By Anne-Marie
When the Iraq war started days after Lucie's birth, all I could think of was Iraqi mothers and their children. I wondered how I would keep my children safe, let alone fed, sheltered and clean if I was in a war zone. I contemplated what was happening to families as our troops marched into their country. I searched for news stories on women and children, and I worried obsessively. Knowing this behavior was part of my usual post-partum anxiety, I stopped watching and reading the headlines for a couple of months.
Later, when I read accounts of mothers and children involved in car crashes or fires, my anxiety reawakened. I scanned the newspaper trying to find out how the mothers saved their children and imagined worst case scenarios in my head. Could I get Nathan and Lucie out of our burning house? How quickly could I get them out of their car seats if I accidentally drove into a pond? I felt the worrying would somehow mentally prepare me or possibly even prevent disasters from happening. Call it magical thinking, I guess.

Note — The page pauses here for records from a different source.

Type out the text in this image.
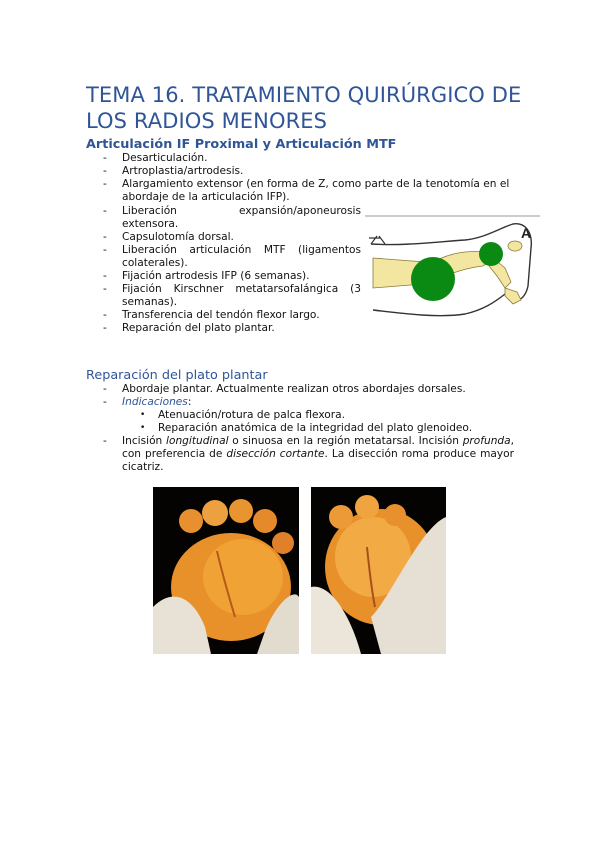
TEMA 16. TRATAMIENTO QUIRÚRGICO DE LOS RADIOS MENORES
Articulación IF Proximal y Articulación MTF
- Desarticulación.
- Artroplastia/artrodesis.
- Alargamiento extensor (en forma de Z, como parte de la tenotomía en el abordaje de la articulación IFP).
- Liberación expansión/aponeurosis extensora.
- Capsulotomía dorsal.
- Liberación articulación MTF (ligamentos colaterales).
- Fijación artrodesis IFP (6 semanas).
- Fijación Kirschner metatarsofalángica (3 semanas).
- Transferencia del tendón flexor largo.
- Reparación del plato plantar.
A
Reparación del plato plantar
- Abordaje plantar. Actualmente realizan otros abordajes dorsales.
- Indicaciones:
• Atenuación/rotura de palca flexora.
• Reparación anatómica de la integridad del plato glenoideo.
- Incisión longitudinal o sinuosa en la región metatarsal. Incisión profunda, con preferencia de disección cortante. La disección roma produce mayor cicatriz.
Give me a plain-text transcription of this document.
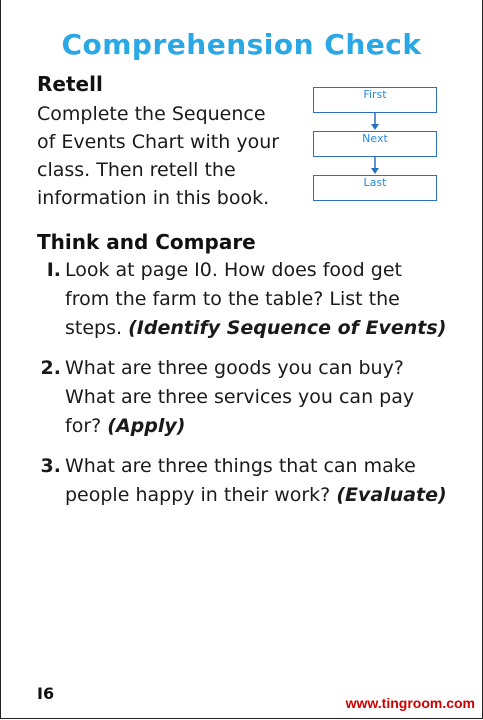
Comprehension Check
Retell
Complete the Sequence
of Events Chart with your
class. Then retell the
information in this book.
First
Next
Last
Think and Compare
I. Look at page I0. How does food get
from the farm to the table? List the
steps. (Identify Sequence of Events)
2. What are three goods you can buy?
What are three services you can pay
for? (Apply)
3. What are three things that can make
people happy in their work? (Evaluate)
I6	www.tingroom.com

Then the tsunamis hit Southeast Asia. Again I imagined myself in that horrible situation. Would I be able to grab the kids and run from the waves? Then I saw the interview with Jillian Searle of Perth, Australia on ABC's nightly news. A mother of two children close in age to mine, she grabbed them and ran, only to be caught up by the rushing water. She felt if she didn't let go of one of the children, she'd drown. "I knew I had to let go of one of them and I just thought I'd better let go of the one that's the oldest," she told Sky News. Thankfully, her older son was found safe two hours later, having survived by clinging to a door.
When I related this story over the phone to my mother, she started crying. I then realized the biggest fear we mothers face is being unable to save our children from death. We enter motherhood giving life, but ready for its loss as well.